A Convergent Front Tracking Scheme

We present a modified Front Tracking (mFT) scheme for hyperbolic systems of conservation laws in one space dimension, in which we allow arbitrarily large nonlinear waves. We build the scheme by introducing and solving a ``generalized Riemann Problem'', which yields exact solutions for finite times. This allows us to treat the states adjacent to all waves exactly, and approximate compressive simple waves in addition to rarefactions, contacts and shocks. In particular, we require exact expression of the various wave curves and avoid the use of Taylor expansions. After construction of the scheme, under reasonable assumptions, we show that the mFT approximations converge to a weak* solution of the system.

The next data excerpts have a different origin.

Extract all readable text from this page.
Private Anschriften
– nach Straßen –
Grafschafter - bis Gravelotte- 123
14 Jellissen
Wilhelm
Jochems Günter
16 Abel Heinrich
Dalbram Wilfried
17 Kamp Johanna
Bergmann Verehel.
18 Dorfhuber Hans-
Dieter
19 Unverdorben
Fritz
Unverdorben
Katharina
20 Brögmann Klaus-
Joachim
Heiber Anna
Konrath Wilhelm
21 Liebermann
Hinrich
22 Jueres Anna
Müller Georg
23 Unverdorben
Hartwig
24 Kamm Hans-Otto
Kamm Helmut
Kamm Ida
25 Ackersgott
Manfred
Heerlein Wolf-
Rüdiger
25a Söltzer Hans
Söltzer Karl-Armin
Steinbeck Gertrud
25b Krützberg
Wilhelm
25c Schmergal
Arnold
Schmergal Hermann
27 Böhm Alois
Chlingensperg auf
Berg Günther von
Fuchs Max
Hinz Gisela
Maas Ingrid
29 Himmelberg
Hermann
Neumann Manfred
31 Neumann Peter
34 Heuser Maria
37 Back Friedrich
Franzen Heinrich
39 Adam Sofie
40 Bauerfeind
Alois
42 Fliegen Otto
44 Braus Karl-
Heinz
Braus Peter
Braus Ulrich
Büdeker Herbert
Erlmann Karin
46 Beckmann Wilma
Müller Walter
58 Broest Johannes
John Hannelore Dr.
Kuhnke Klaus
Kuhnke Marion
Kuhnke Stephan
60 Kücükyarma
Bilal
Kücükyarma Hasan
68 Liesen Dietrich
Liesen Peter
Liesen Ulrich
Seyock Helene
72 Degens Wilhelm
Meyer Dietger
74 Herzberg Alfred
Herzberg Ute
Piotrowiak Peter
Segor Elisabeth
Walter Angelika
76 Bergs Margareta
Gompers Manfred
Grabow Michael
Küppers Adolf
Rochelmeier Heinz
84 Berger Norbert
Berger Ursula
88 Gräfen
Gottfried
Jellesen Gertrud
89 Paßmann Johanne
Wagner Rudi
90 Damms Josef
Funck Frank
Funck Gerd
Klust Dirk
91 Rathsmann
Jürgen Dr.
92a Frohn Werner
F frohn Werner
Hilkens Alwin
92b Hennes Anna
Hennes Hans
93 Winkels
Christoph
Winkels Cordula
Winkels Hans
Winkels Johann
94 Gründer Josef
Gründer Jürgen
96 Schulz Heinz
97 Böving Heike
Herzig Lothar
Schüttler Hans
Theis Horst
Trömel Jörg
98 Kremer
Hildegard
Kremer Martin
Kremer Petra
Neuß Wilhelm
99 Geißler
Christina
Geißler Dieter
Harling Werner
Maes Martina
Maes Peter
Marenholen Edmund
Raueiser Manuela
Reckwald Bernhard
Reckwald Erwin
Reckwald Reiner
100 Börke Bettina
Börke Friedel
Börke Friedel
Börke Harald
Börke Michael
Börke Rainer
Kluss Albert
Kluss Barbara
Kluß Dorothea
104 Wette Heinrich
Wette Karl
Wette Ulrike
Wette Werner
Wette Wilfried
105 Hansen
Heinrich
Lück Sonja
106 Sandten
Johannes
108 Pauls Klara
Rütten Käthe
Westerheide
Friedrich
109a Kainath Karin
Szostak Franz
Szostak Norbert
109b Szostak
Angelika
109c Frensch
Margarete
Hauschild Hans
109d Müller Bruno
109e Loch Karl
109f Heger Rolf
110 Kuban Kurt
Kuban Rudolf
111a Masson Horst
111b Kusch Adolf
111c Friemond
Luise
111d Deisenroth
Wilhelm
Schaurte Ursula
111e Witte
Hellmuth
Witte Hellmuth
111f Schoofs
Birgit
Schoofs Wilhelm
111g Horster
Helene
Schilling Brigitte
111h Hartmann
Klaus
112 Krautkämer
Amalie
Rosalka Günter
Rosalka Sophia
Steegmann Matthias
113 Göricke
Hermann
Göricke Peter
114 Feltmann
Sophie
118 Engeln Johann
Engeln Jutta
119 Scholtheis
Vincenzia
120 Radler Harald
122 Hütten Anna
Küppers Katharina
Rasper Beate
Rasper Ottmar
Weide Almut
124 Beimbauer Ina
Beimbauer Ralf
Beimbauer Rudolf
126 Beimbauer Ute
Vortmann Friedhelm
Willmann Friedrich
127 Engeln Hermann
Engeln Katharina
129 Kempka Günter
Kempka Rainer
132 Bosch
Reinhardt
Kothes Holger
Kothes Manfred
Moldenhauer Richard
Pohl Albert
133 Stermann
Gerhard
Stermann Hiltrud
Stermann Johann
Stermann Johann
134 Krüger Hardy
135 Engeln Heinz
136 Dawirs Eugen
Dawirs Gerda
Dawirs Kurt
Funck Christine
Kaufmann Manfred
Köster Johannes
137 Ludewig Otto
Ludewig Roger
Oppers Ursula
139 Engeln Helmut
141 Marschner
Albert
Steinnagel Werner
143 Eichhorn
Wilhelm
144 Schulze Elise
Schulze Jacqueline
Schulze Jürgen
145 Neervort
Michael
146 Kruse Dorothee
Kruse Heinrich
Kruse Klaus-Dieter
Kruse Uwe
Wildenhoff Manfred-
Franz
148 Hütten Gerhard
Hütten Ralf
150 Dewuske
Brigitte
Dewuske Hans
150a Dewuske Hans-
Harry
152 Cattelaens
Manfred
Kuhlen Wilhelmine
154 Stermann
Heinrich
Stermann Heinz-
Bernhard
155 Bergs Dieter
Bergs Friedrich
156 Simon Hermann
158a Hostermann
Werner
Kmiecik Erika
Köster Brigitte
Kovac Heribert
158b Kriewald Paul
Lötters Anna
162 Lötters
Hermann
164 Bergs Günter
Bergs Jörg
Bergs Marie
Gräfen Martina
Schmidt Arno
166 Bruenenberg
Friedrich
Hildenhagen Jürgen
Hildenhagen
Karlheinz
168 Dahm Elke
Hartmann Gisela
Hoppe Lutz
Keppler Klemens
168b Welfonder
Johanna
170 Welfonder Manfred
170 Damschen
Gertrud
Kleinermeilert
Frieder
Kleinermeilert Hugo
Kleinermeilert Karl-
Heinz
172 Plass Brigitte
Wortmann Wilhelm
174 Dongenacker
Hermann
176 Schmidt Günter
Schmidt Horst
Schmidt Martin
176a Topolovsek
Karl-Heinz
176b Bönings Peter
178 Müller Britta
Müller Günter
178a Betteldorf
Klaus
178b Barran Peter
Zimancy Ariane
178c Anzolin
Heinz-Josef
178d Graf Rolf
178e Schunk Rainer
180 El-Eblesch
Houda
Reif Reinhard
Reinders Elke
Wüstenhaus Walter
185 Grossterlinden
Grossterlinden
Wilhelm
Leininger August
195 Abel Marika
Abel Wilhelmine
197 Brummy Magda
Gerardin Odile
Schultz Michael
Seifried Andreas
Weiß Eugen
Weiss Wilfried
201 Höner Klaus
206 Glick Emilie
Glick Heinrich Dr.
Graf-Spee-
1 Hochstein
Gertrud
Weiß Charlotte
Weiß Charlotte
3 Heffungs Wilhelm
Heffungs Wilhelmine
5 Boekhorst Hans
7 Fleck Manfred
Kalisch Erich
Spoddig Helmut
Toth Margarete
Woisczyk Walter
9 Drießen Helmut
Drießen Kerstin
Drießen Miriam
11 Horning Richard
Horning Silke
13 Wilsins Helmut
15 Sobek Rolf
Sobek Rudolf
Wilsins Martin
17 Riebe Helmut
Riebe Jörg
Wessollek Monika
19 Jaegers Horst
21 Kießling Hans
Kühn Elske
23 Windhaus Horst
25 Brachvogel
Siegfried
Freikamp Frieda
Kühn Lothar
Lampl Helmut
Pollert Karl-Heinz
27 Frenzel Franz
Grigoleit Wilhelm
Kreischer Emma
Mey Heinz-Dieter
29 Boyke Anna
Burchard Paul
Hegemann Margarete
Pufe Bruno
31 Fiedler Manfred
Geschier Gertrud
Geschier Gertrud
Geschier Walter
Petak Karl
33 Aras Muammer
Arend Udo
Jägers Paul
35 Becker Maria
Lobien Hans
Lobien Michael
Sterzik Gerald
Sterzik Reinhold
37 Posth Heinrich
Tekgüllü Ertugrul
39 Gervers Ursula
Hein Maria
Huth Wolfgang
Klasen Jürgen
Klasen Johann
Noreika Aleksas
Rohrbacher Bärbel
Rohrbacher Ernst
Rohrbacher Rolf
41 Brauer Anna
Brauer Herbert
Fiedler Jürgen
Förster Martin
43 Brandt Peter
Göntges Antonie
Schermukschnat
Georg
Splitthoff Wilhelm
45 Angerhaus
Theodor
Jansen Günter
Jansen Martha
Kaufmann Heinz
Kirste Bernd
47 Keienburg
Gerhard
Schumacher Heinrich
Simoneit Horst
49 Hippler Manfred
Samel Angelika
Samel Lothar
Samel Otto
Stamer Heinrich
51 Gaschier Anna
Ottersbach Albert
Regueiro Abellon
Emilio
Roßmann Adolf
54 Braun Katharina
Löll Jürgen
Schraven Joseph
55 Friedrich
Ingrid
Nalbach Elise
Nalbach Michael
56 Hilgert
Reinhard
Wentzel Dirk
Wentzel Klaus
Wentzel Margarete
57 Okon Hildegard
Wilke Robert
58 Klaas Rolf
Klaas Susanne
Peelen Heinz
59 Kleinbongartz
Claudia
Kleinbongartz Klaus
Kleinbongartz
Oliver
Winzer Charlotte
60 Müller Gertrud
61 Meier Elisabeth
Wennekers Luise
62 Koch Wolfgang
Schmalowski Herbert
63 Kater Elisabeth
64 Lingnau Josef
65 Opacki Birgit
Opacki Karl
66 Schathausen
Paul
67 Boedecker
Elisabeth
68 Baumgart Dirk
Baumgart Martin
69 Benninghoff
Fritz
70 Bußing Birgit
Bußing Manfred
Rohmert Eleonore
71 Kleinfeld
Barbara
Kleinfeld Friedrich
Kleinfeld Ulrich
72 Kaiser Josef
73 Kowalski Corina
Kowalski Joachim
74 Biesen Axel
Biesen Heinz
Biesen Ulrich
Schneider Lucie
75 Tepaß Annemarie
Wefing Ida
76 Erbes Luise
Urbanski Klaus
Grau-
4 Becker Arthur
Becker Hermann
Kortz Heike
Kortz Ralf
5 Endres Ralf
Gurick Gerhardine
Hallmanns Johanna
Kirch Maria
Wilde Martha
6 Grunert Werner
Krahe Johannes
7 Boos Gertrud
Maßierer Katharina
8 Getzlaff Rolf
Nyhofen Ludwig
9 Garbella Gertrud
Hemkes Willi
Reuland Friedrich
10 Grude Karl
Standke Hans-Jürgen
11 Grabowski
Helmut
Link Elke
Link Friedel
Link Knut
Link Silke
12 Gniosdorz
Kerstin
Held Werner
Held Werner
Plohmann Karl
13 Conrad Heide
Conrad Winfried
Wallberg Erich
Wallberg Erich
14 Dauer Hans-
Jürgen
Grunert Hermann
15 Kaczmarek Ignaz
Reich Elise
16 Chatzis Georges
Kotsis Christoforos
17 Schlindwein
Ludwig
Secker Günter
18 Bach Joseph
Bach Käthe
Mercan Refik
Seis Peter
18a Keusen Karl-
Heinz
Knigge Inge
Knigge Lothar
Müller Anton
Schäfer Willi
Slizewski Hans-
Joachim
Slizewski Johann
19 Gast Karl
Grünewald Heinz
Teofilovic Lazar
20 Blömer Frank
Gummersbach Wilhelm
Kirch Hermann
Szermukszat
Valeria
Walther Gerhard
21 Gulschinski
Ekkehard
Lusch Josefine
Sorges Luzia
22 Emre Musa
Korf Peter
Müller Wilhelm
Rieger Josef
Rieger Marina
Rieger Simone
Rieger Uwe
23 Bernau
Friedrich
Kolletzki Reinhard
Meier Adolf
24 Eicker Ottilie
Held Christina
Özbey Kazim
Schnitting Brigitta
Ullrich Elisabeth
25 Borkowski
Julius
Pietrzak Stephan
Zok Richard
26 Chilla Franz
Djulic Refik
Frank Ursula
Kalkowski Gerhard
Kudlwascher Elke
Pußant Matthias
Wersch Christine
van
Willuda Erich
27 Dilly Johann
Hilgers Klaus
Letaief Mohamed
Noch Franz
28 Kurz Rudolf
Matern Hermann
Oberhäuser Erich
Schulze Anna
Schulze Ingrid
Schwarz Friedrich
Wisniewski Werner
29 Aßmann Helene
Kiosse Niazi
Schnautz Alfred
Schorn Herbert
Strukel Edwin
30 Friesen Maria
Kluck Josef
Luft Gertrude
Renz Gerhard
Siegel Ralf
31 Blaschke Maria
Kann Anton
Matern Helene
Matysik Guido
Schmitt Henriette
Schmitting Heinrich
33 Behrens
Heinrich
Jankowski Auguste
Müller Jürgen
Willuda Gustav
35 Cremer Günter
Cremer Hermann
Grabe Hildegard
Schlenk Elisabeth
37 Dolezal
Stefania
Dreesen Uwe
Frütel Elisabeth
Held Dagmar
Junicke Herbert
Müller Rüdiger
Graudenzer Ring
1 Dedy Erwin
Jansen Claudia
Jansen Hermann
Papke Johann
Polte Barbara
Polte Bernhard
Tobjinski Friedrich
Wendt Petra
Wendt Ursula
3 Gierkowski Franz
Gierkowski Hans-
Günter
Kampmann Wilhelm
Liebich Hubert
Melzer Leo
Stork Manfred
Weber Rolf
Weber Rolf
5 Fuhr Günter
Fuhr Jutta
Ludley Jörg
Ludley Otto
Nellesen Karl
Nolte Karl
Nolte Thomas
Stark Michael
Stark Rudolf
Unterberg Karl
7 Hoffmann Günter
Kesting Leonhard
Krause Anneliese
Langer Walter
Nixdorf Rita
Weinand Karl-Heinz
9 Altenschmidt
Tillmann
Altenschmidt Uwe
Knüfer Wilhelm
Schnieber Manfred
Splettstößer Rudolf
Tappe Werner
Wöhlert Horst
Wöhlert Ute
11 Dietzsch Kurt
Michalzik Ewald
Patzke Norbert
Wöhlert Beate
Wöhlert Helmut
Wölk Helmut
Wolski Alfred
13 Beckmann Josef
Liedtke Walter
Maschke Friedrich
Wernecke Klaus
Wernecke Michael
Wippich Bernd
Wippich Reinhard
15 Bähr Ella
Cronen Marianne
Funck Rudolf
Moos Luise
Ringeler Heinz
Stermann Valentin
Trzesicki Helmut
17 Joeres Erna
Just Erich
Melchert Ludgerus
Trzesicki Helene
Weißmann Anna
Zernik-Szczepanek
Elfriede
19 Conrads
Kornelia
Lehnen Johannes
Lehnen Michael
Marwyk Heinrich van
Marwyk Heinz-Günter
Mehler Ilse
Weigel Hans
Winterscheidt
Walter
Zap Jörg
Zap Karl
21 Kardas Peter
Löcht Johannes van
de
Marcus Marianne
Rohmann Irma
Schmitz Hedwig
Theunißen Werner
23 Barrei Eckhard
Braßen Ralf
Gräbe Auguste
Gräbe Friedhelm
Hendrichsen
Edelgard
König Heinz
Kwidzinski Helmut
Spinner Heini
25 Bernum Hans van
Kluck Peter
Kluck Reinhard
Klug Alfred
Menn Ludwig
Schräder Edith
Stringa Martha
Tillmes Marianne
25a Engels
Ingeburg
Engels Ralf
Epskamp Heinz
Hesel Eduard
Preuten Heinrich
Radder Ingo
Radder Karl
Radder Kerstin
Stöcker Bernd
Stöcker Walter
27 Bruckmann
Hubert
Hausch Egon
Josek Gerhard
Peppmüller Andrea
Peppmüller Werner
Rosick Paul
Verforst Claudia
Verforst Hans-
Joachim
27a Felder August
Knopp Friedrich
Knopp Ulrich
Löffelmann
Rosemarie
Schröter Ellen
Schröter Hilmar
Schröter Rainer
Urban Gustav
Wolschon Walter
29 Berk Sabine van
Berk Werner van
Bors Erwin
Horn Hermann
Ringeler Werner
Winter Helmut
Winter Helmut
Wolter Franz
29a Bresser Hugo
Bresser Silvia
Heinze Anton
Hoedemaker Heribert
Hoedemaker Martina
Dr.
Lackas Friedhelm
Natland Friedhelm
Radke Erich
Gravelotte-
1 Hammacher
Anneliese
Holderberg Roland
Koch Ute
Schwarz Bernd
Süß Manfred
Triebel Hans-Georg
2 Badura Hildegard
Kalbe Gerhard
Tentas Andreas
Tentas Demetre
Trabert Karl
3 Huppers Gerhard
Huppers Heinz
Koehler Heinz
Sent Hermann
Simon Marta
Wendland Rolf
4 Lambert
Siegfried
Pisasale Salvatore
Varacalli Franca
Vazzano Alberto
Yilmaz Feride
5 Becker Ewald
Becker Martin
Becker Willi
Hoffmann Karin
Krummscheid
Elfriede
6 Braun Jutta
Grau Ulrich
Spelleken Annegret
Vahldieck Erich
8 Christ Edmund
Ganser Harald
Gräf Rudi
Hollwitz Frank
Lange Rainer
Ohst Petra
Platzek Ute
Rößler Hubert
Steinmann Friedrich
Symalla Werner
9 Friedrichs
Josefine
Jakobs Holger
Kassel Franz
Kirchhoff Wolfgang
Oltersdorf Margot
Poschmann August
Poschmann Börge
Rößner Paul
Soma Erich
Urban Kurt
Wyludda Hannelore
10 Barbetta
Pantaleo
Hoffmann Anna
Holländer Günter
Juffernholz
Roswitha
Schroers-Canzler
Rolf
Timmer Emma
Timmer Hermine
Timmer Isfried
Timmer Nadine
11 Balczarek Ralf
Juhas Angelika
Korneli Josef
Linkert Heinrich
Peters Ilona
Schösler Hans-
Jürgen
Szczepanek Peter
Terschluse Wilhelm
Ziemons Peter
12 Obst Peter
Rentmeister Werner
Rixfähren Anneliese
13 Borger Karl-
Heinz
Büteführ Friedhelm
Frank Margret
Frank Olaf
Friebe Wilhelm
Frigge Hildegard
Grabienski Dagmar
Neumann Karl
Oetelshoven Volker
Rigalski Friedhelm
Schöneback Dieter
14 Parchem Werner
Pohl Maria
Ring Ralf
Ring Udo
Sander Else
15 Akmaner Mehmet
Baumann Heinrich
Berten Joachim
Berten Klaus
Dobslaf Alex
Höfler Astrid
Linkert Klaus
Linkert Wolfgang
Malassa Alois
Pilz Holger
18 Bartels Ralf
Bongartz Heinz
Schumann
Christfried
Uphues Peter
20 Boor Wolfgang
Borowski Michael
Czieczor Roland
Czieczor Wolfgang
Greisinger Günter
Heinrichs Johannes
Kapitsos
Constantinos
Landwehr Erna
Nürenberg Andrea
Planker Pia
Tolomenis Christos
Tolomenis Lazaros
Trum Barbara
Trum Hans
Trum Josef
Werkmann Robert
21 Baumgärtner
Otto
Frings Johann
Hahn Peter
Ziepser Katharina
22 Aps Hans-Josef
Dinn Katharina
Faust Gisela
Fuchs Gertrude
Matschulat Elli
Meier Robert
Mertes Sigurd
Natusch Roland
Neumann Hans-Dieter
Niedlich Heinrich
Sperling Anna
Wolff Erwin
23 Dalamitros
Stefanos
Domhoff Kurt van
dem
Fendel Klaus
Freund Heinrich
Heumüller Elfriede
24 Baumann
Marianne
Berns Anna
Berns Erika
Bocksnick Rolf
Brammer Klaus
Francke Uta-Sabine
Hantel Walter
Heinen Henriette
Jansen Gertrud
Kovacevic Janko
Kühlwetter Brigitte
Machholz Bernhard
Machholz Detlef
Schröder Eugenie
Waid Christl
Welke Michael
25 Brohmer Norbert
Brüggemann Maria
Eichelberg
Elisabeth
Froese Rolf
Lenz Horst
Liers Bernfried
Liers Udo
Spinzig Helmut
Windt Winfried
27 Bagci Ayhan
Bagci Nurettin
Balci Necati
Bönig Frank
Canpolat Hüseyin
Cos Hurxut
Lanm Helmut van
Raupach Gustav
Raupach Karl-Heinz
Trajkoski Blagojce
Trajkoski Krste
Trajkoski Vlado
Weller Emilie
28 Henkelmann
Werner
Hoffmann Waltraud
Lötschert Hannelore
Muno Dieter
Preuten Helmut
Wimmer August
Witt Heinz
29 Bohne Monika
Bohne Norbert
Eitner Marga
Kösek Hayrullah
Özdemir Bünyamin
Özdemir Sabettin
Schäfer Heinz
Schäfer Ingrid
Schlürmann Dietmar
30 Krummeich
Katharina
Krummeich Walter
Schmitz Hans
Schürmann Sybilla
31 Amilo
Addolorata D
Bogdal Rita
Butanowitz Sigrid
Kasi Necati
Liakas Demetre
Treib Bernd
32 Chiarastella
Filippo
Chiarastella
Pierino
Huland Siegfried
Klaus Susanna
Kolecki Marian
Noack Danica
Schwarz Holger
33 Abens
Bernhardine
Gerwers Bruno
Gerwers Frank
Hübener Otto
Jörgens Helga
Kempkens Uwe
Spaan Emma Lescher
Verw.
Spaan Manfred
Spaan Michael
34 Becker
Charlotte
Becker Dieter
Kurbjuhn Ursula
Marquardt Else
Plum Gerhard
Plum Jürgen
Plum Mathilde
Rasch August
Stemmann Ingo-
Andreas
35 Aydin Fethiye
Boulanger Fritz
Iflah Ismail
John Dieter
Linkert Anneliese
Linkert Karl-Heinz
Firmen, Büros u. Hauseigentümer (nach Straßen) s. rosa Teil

This essentially reduces existence of solutions with large amplitude data to obtaining uniform bounds on the total variation of the approximations. We then apply the scheme to the Euler equations of gas dynamics, for which we exactly solve the generalized Riemann Problem and define the scheme for both 3x3 and 2x2 systems, and prove the equivalence of Eulerian and Lagrangian frames. For the $p$-system, modeling isentropic gas dynamics in a Lagrangian frame, we show that there is no finite accumulation of interaction times. This means that the last remaining obstacle to global existence of large data, large amplitude solutions is the construction of a decreasing Glimm potential.